College Ave and Sallie Mae are two of the most popular private student loan lenders, but they differ in a few ways.

College Ave generally offers lower starting interest rates and more flexible repayment options, while Sallie Mae stands out for its fast cosigner release and long history in student lending. Below, we compare College Ave vs. Sallie Mae across rates, repayment terms, loan types, eligibility requirements, and customer reviews to help you decide which lender is the better fit.

Two companies must be selected to compare.

fixed rates (apr)

4.39% – 16.85%

4.50% – 16.70%

variable rates (APR)

4.13% – 17.99%

4.13% – 17.99%

funding

$1K – total costs

$1K – total costs

term length (yrs.)

5 – 15

10 – 15

best for

Best Overall

Best for Fast Cosigner Release

Quick verdict: College Ave vs Sallie Mae

Choose College Ave if you want:

  • Flexible repayment options
  • The ability to refinance later

For a deeper analysis, read our College Ave student loan review.

Choose Sallie Mae if you want:

  • Faster cosigner release
  • A long-established lender
  • More graduate loan specialization

See more in our Sallie Mae student loan review.

Differences between College Ave and Sallie Mae

FeatureCollege AveSallie Mae
Repayment options4 options3 options
Loan terms5 – 15 years10 – 15 years
Cosigner releaseHalfway through loanAs soon as 12 months
Student loan refinancingYesNo
Parent loanYesNo

What makes College Ave worth considering?

College Ave is a private student loan lender founded in 2014. In a relatively short time, it’s become a popular option for students and parents thanks to its flexible repayment features and customizable loan terms.

Borrowers can choose how they repay their loans while in school: deferred, interest-only, fixed payments, or full principal and interest. College Ave also allows borrowers to select repayment terms ranging from five to 15 years.

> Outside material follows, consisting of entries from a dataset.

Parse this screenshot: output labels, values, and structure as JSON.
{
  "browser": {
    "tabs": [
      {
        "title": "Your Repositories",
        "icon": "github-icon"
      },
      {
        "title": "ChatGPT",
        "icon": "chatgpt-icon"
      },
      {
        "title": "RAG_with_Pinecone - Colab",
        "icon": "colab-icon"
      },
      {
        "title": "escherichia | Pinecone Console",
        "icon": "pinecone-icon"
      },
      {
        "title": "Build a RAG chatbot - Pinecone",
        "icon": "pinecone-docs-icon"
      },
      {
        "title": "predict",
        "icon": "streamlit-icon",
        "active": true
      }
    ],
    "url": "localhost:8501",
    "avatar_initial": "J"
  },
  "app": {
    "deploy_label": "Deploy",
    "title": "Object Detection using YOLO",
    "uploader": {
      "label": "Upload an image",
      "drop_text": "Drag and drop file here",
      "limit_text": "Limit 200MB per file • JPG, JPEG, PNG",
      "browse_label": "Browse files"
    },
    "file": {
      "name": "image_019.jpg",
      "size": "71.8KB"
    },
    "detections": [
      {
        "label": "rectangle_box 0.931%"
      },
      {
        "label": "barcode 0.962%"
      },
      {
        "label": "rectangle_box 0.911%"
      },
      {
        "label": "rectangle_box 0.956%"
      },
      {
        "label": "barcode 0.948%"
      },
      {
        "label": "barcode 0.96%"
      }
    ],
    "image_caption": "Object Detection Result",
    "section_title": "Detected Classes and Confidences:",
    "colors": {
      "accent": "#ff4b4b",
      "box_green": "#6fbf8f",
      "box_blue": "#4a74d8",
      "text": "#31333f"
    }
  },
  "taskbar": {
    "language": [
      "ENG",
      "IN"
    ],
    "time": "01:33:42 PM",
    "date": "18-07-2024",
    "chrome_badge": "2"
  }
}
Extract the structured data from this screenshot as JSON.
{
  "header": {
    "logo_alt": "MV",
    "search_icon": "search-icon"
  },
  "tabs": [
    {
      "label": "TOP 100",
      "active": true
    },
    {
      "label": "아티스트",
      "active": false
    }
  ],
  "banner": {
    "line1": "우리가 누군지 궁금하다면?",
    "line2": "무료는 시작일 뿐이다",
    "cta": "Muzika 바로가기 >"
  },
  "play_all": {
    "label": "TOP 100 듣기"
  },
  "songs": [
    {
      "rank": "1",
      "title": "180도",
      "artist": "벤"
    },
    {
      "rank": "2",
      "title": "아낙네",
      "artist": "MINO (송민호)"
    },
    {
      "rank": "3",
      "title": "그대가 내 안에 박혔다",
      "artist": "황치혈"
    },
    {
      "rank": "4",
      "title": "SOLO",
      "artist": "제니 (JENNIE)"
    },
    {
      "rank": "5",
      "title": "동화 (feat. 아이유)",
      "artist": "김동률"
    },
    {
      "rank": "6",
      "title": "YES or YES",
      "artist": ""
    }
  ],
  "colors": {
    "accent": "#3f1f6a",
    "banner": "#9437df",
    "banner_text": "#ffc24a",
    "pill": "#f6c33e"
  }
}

Another advantage is that College Ave offers student loan refinancing, allowing borrowers to lower their rate or switch repayment plans later. If flexibility and long-term options matter to you, College Ave is one of the strongest lenders to consider.

What makes Sallie Mae worth considering?

Sallie Mae is one of the most recognizable names in student lending. Founded in 1972 as a government-sponsored enterprise, it transitioned fully into private lending in 2004 and now focuses exclusively on private student loans.

The lender offers loans to undergraduates, graduate students, and students in career-training programs. Sallie Mae also stands out for its faster cosigner release, which may be available after 12 months of on-time principal and interest payments.

One drawback is that Sallie Mae does not offer student loan refinancing, so borrowers who want to lower their interest rate later will need to refinance with another lender. Even so, Sallie Mae can be a good option for borrowers applying with a cosigner or those who prefer working with a long-established lender.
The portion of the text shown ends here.